Tag Archives: Chinese women

Chin Hai Soon AKA Chan Mei Chen (1904 – 1982) by Kevin Lee

A big thank you to Kevin Lee of Australia for today’s blog post. Kevin summarized about 150 pages from three family Chinese Exclusion Act case files to give us a peek into his family history.

[The National Archives is still closed because of COVID-19 but the staff is working on a limited basis. They are taking requests for copies of files so get on their waiting list. If you would like a file, call or send your request to Archival Research, 206-336-5115, seattle.archives@nara.gov – THN]

Chin Hai Soon, also known as Chan Mei Chen (photo courtesy of Kevin Lee)

Chin Hai Soon AKA Chan Mei Chen 陳美珍, home domestic (September 1904 – 29 March 1982)

She was the daughter, the granddaughter, the wife, the sister, the aunt, the great aunt, the grandmother, the great grandmother of Chinese Americans. 

One of the significant consequences of Congress passing the 1875 Page Act and multiple Chinese Exclusion Act (CEA) bills in 1882, 1892, 1902 and 1904 was that Chinese women were kept out of the United States. Female immigration to the U.S. was made extremely difficult, and it resulted in families being kept apart for years or decades. Without women, there would not be family, progeny, children, lineage – the Chinese population in the U.S. would just die off, which was the intention of the laws.

I learned more about my grandmother’s life 40 years after she passed away, than when she was alive, by visiting the National Archives at Seattle in November 2019, prior to the Coronavirus shutdown. The National Archives of Australia (NAA) operates similarly to the National Archives and Records Administration in the U.S., and Australia also had the ignominy of slavery (where the Indigenous / Aboriginal population suffered) and the White Australia Act (which excluded non-Europeans from immigrating; a policy just as discriminatory as the CEA).

Chin Cheo 陳超 and his family details, including daughter Chin Hai Soon, on an affidavit dated 26 December 1925, Chinese Exclusion Act case files, National Archives-Seattle, #7031/325.
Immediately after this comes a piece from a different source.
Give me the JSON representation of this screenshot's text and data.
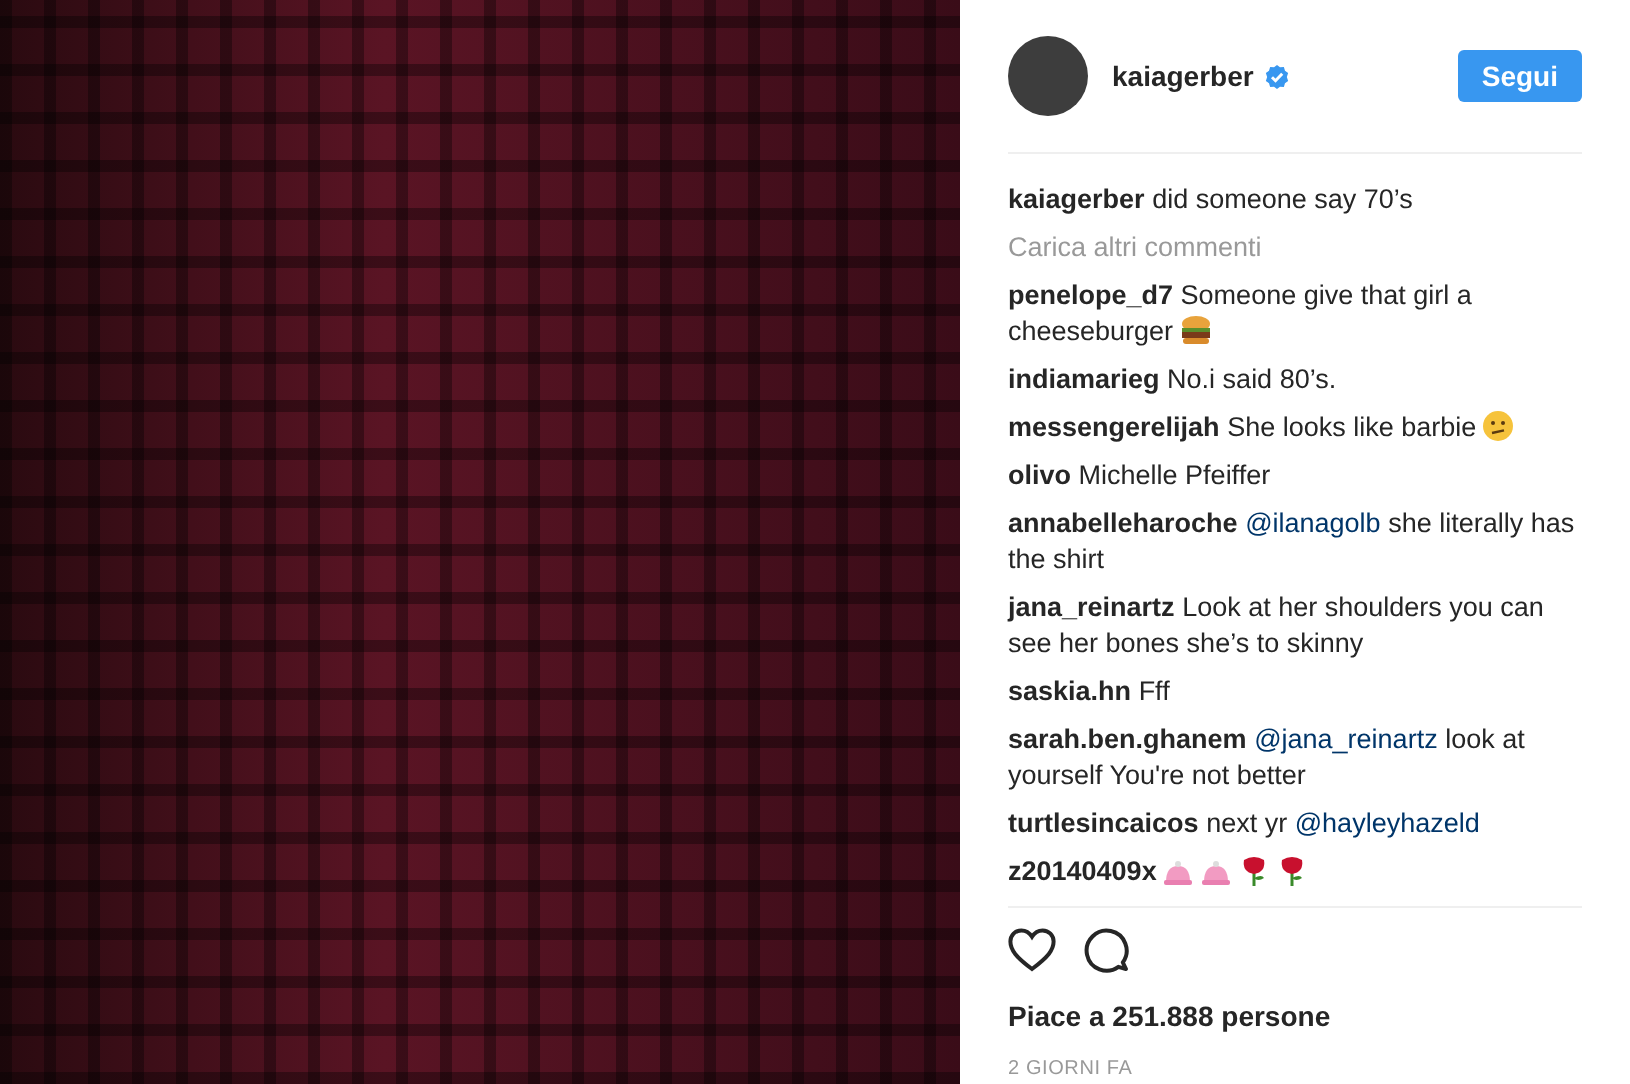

From these 3 important CEA files in the National Archives facility at Sand Point Way, Seattle:

  • Great grandfather, CHIN Chear Cheo AKA CHIN Gon Foon (22 August 1871 – 6 March 1939 Seattle), case file no. 39184/2-12 (previously 682, 15844 and 30206)
  • Great uncle, CHIN Wing Quong 陳榮光 (5 September 1900 – 1918 Seattle), case file no. 28104
  • Great uncle, CHIN Wing Ung  陳榮棟 AKA Donald Wing-Ung CHIN (28 October 1913 – 5 September 2005), case file no. 7031/325 (previously 4985/10-3, 4989/10-3)

I was able to revive family members who had been long forgotten about or completely unknown, by constructing a family tree.
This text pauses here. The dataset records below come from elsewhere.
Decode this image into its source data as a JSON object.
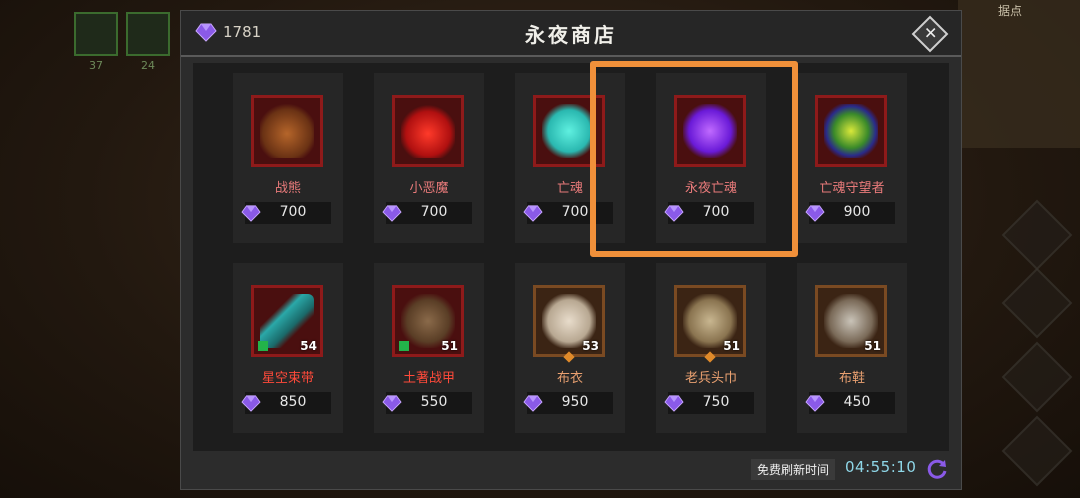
{
  "background": {
    "slots": [
      {
        "count": "37"
      },
      {
        "count": "24"
      }
    ],
    "minimap_label": "据点"
  },
  "shop": {
    "title": "永夜商店",
    "currency_amount": "1781",
    "refresh_label": "免费刷新时间",
    "refresh_timer": "04:55:10",
    "highlighted_item": "永夜亡魂"
  },
  "items": [
    {
      "name": "战熊",
      "price": "700",
      "kind": "hero",
      "icon": "werebear-portrait"
    },
    {
      "name": "小恶魔",
      "price": "700",
      "kind": "hero",
      "icon": "imp-portrait"
    },
    {
      "name": "亡魂",
      "price": "700",
      "kind": "hero",
      "icon": "ghost-portrait"
    },
    {
      "name": "永夜亡魂",
      "price": "700",
      "kind": "hero",
      "icon": "night-ghost-portrait"
    },
    {
      "name": "亡魂守望者",
      "price": "900",
      "kind": "hero",
      "icon": "ghost-warden-portrait"
    },
    {
      "name": "星空束带",
      "price": "850",
      "kind": "equipment",
      "level": "54",
      "icon": "belt-icon"
    },
    {
      "name": "土著战甲",
      "price": "550",
      "kind": "equipment",
      "level": "51",
      "icon": "armor-icon"
    },
    {
      "name": "布衣",
      "price": "950",
      "kind": "equipment",
      "level": "53",
      "icon": "cloth-shirt-icon"
    },
    {
      "name": "老兵头巾",
      "price": "750",
      "kind": "equipment",
      "level": "51",
      "icon": "bandana-icon"
    },
    {
      "name": "布鞋",
      "price": "450",
      "kind": "equipment",
      "level": "51",
      "icon": "cloth-boots-icon"
    }
  ],
  "colors": {
    "accent_highlight": "#f0903a",
    "currency_gem": "#8a5ae8",
    "timer": "#8fd7e8"
  }
}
Chin family tree based on three Chinese Exclusion Act case files, National Archives-Seattle

By virtue of these 3 files at Seattle, I was able to establish my grandmother’s:

  • Real name / birth name: CHIN Hai Soon (pronounced in the Toisan dialect as ‘Ah Soon’) or CHAN Tai Shin (in the Cantonese dialect). She was a member of the Chin or Chan family; the different spellings are used interchangeably.
  • Mother’s name: Love SEETO, also known as SEE TOW Shee.
  • Adolescent name: CHAN Mei Chen 陳美珍 meaning treasure, valuable, precious, rare, which she certainly was.
  • Place of birth: in the village of Mi Gong, also spelled as Mai Kong, in the town of Hong Gong Lee, in the county of Hoi Ping, in the province of Kwangtung, Imperial China
  • Conception date: December 1903. This was based on CHIN Cheo’s file, as he departed Seattle on 31 October 1903, to sail 3 weeks onto Hong Kong, and then a further day to travel to the village near Canton City, Kwangtung Province, to meet-up with his wife, Love SEETO / SEE TOW Shee, whom he had not seen for over 3 years.
  • Date of birth: September 1904
  • CHIN Hai Soon / CHAN Mei Chen did not see her father when she was born, since he had already left Mainland China, travelled onto British Hong Kong in July 1904 to do business, as he was a merchant / co-owner / manager of Wing Sang Company, 412 Seventh Avenue, South, and Sang Yuen Company, 660 King Street, both in Seattle.
  • CHIN Hai Soon / CHAN Mei Chen grew up with her paternal grandfather CHIN Gin Heung (in the Toisan dialect) or CHAN Yen Hing (in the Cantonese dialect), as the only male influence in her life, because her father CHIN Cheo 陳超  lived 59 out of his lifetime of 67 years in the United States. Her grandfather CHIN Gin Heung / CHAN Yen Hing had come back to Mi Gong village from Seattle, 10 years prior to her birth. He had lived in the USA continuously for 12 to 13 years, firstly in San Francisco, then in Seattle, working as a laundryman from 1880 to 1892/1893, and heading back to the village in China prior to his 50th birthday, to celebrate with his family using his hard-earned wealth, and prior to the law requiring him to hold a U.S. Certificate of Residency. No CEA case file of CHIN Gin Heung / CHAN Yen Hing could be found in either San Bruno, California nor Seattle, Washington, as his arrival and departure dates from the USA were too early for Customs and Immigration to have kept records.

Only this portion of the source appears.